税理士と中小企業診断士のダブルライセンスは、メリットは非常に大きいといえます。中小企業の経営について、お金の面からだけではなく、経営上のさまざまな側面についてコンサルティングができるようになるからです。
多くの中小企業は、コンサルタントのなかで最初に税理士と契約します。どんなに小さな会社でも、年に1度は決算・納税が必ず発生するからです。税理士は、中小企業と関わるための入り口として役に立つ資格です。
しかし、中小企業の経営者が税理士に相談したいのはお金のことだけではありません。現在の経営課題や将来の事業計画などについても相談したいと思っています。コンサルタントを何人も雇うことができない中小企業は税理士に、経営問題全般に対するアドバイスを求めています。
ところが、一般に税理士は、財務や会計については専門家でも、経営問題の専門家ではありません。したがって、経営のさまざまな問題について相談された場合には、「それは経営側で考えてください」と腰が引けた態度にどうしてもなりがちです。
こういったクライアントが求める経営上のアドバイスに応えるため、中小企業診断士の資格を取得する税理士は多くいます。中小企業診断士は、経営コンサルタントの国家資格です。お金の面からだけではなく、経営全体を俯瞰することができることから、クライアントに対して幅広い提案をすることができます。
クライアントが税理士に対して経営全般のアドバイスを求める動きは、IT化が加速させているといわれます。クラウド会計ソフトなどが普及することにより、これまで税理士が行ってきた記帳代行や決算・申告書作成業務は、税理士なしでも行うことができるようになりつつあるからです。
それにともない、クライアントが税理士に求める役割は、経営アドバイスや節税対策、事業承継、MAS業務など多岐にわたるようになっています。中小企業診断士とのダブルライセンスを持つ税理士は、これからますます求められるようになっていくでしょう。
中小企業診断士の難易度は決して低くありません。しかし、税理士にとっては既修の科目がありますので有利になります。
中小企業診断士の試験科目は、1次試験は、
「経済学・経済政策、財務・会計、企業経営理論、運営管理、経営法務、経営情報システム、中小企業経営・政策」
の6科目です。
2次試験は、筆記試験と口述試験があり、筆記試験は、
「組織(人事含む)、マーケティング・流通、生産・技術、財務・会計」
の4つの事例について、その企業の課題を解決するために何をすれば良いかを提案します。また、口述試験では、筆記試験の事例をもとに、個人ごとの面接が行われます。

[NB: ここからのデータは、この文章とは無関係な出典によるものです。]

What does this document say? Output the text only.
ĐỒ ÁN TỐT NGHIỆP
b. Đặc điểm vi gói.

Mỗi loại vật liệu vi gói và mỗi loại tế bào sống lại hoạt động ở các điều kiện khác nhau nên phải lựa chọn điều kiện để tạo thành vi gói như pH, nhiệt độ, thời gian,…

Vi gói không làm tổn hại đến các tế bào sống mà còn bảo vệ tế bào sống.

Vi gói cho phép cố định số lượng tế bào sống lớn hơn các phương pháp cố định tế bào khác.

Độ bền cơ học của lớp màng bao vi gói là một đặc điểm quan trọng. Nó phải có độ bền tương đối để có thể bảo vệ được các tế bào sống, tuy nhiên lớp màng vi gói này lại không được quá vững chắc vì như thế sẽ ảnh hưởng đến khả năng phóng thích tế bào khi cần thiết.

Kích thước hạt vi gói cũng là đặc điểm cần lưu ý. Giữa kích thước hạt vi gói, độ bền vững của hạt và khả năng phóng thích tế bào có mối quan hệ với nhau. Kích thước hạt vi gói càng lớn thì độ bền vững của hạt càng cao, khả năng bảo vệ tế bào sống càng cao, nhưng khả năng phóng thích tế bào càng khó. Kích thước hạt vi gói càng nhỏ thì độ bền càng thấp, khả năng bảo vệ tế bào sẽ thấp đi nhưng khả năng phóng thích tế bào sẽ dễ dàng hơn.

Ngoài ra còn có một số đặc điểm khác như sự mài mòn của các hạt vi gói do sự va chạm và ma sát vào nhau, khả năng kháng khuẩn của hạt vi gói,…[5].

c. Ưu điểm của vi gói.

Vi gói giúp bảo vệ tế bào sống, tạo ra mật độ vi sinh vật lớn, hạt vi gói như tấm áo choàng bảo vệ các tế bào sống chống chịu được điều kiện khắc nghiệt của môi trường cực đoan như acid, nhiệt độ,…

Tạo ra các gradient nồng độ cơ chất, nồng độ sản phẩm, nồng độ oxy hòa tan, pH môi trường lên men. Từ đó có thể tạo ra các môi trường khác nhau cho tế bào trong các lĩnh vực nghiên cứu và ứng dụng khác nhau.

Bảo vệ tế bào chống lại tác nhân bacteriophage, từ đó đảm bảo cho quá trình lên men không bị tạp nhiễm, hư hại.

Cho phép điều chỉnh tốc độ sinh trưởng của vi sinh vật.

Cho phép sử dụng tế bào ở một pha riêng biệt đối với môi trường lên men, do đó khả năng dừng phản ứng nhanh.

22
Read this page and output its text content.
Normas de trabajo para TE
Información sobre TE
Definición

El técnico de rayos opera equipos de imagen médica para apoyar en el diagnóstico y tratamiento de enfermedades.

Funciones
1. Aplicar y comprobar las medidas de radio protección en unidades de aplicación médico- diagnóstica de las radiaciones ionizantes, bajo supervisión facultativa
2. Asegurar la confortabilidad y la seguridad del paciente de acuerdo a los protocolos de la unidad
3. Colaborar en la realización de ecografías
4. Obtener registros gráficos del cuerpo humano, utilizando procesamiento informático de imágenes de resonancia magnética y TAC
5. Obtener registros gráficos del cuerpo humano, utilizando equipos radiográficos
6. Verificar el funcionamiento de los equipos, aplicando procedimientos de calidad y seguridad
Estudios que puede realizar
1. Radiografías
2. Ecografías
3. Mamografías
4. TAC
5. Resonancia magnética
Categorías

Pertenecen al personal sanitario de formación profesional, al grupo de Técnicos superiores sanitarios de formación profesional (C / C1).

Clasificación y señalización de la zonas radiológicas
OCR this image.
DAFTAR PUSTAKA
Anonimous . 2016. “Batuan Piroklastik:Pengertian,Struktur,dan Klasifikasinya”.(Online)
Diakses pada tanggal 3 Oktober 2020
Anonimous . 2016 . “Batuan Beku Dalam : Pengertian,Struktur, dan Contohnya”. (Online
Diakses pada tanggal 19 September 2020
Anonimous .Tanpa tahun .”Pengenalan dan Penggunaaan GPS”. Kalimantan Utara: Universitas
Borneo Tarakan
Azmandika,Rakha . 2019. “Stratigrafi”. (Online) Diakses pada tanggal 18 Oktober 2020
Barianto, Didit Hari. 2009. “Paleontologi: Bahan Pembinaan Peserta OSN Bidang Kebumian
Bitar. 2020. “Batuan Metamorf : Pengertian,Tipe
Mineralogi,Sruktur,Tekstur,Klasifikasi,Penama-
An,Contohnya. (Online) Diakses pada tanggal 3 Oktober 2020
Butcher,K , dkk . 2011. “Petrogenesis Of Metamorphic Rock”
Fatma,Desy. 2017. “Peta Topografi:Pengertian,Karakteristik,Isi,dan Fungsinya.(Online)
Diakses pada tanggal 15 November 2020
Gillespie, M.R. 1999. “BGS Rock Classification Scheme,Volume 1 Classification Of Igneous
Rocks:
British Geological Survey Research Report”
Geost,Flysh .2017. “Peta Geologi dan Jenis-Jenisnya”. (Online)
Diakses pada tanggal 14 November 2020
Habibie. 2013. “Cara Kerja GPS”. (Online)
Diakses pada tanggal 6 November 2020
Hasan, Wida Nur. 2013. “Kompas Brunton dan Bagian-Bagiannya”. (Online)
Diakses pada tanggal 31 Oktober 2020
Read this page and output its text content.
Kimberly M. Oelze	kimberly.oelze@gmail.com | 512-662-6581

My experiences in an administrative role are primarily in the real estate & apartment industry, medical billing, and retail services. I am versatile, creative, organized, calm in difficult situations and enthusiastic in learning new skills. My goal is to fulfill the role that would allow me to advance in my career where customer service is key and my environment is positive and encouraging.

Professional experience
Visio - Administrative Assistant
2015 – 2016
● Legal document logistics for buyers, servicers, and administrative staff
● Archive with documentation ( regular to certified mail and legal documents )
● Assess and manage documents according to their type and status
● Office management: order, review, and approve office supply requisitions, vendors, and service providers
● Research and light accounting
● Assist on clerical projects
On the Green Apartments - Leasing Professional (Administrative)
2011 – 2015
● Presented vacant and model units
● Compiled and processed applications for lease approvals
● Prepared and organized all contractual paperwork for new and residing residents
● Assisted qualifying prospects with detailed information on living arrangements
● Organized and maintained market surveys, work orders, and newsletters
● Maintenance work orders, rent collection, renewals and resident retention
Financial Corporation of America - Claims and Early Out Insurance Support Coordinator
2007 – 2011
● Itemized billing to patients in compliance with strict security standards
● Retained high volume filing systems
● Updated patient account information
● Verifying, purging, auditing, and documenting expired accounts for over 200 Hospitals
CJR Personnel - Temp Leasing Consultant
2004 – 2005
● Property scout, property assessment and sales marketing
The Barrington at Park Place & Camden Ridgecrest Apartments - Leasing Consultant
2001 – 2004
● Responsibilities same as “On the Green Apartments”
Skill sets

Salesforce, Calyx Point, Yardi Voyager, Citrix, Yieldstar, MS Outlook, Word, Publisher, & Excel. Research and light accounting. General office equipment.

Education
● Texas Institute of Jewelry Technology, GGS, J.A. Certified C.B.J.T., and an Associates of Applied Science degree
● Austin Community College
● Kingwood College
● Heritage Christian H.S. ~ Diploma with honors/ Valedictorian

中小企業診断士の試験の合格率は、1次試験と2次試験のいずれも近年は20%程度となっています。難易度は決して低くありません。
中小企業診断士の試験のなかで「財務・会計」は、税理士にとっては既修といえる科目です。多くの人が比較的苦手とする科目ですので、税理士にとって中小企業診断士の試験は有利だといえるでしょう。
税理士の資格を持っていると、中小企業診断士の試験科目のうち、「財務・会計」は免除とすることもできます。ただし、この科目を免除とするかどうかは要検討です。
なぜならば、中小企業診断士の試験の合格基準は、
・受験科目全体で得点率が60%以上
・ただし1科目でも得点率40%以下のものがあれば不合格
となっています。したがって、税理士にとって「得意科目」といえる財務・会計をあえて受験することにより、総得点を押し上げるための得点源として活用することもできるからです。